Node at distance
Medium Accuracy: 45.37% Submissions: 18464 Points: 4

Given a Binary Tree and a positive integer k. The task is to count all distinct nodes that are distance k from a leaf node. A node is at k distance from a leaf if it is present k levels above the leaf and also, is a direct ancestor of this leaf node. If k is more than the height of Binary Tree, then nothing should be counted.

Example 1:

Input:
1
/   \
2     3
/  \   /  \
4   5  6    7
\
8
K = 2
Output: 2
Explanation: There are only two unique
nodes that are at a distance of 2 units
from the leaf node. (node 3 for leaf
with value 8 and node 1 for leaves with
values 4, 5 and 7)
Note that node 2
isn't considered for leaf with value
8 because it isn't a direct ancestor
of node 8.


Example 2:

Input:
1
/
3
/
5
/  \
7    8
\
9
K = 4
Output: 1
Explanation: Only one node is there
which is at a distance of 4 units
from the leaf node.(node 1 for leaf
with value 9) 

You don't have to read input or print anything. Complete the function printKDistantfromLeaf() that takes root node and k as inputs and returns the number of nodes that are at distance k from a leaf node. Any such node should be counted only once. For example, if a node is at a distance k from 2 or more leaf nodes, then it would add only 1 to our count.
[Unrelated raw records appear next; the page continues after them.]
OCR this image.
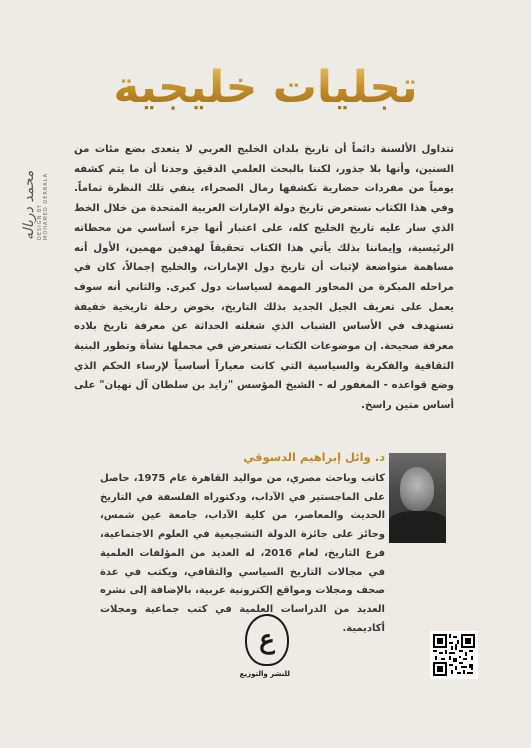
تجليات خليجية
محمد درباله DESIGN BY MOHAMED DERBALA

تتداول الألسنة دائماً أن تاريخ بلدان الخليج العربي لا يتعدى بضع مئات من السنين، وأنها بلا جذور، لكننا بالبحث العلمي الدقيق وجدنا أن ما يتم كشفه يومياً من مفردات حضارية تكشفها رمال الصحراء، ينفي تلك النظرة تماماً. وفي هذا الكتاب نستعرض تاريخ دولة الإمارات العربية المتحدة من خلال الخط الذي سار عليه تاريخ الخليج كله، على اعتبار أنها جزء أساسي من محطاته الرئيسية، وإيماننا بذلك يأتي هذا الكتاب تحقيقاً لهدفين مهمين، الأول أنه مساهمة متواضعة لإثبات أن تاريخ دول الإمارات، والخليج إجمالاً، كان في مراحله المبكرة من المحاور المهمة لسياسات دول كبرى. والثاني أنه سوف يعمل على تعريف الجيل الجديد بذلك التاريخ، بخوض رحلة تاريخية خفيفة تستهدف في الأساس الشباب الذي شغلته الحداثة عن معرفة تاريخ بلاده معرفة صحيحة. إن موضوعات الكتاب تستعرض في مجملها نشأة وتطور البنية الثقافية والفكرية والسياسية التي كانت معياراً أساسياً لإرساء الحكم الذي وضع قواعده - المغفور له - الشيخ المؤسس "زايد بن سلطان آل نهيان" على أساس متين راسخ.

د. وائل إبراهيم الدسوقي
كاتب وباحث مصري، من مواليد القاهرة عام 1975، حاصل على الماجستير في الآداب، ودكتوراه الفلسفة في التاريخ الحديث والمعاصر، من كلية الآداب، جامعة عين شمس، وحائز على جائزة الدولة التشجيعية في العلوم الاجتماعية، فرع التاريخ، لعام 2016، له العديد من المؤلفات العلمية في مجالات التاريخ السياسي والثقافي، ويكتب في عدة صحف ومجلات ومواقع إلكترونية عربية، بالإضافة إلى نشره العديد من الدراسات العلمية في كتب جماعية ومجلات أكاديمية.
ع
للنشر والتوزيع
Expected Time Complexity: O(N).
Expected Auxiliary Space: O(Height of the Tree).

Constraints:
1 <= N <= 105

Note: The Input/Output format and Example are given are used for the system's internal purpose, and should be used by a user for Expected Output only. As it is a function problem, hence a user should not read any input from the stdin/console. The task is to complete the function specified, and not to write the full code.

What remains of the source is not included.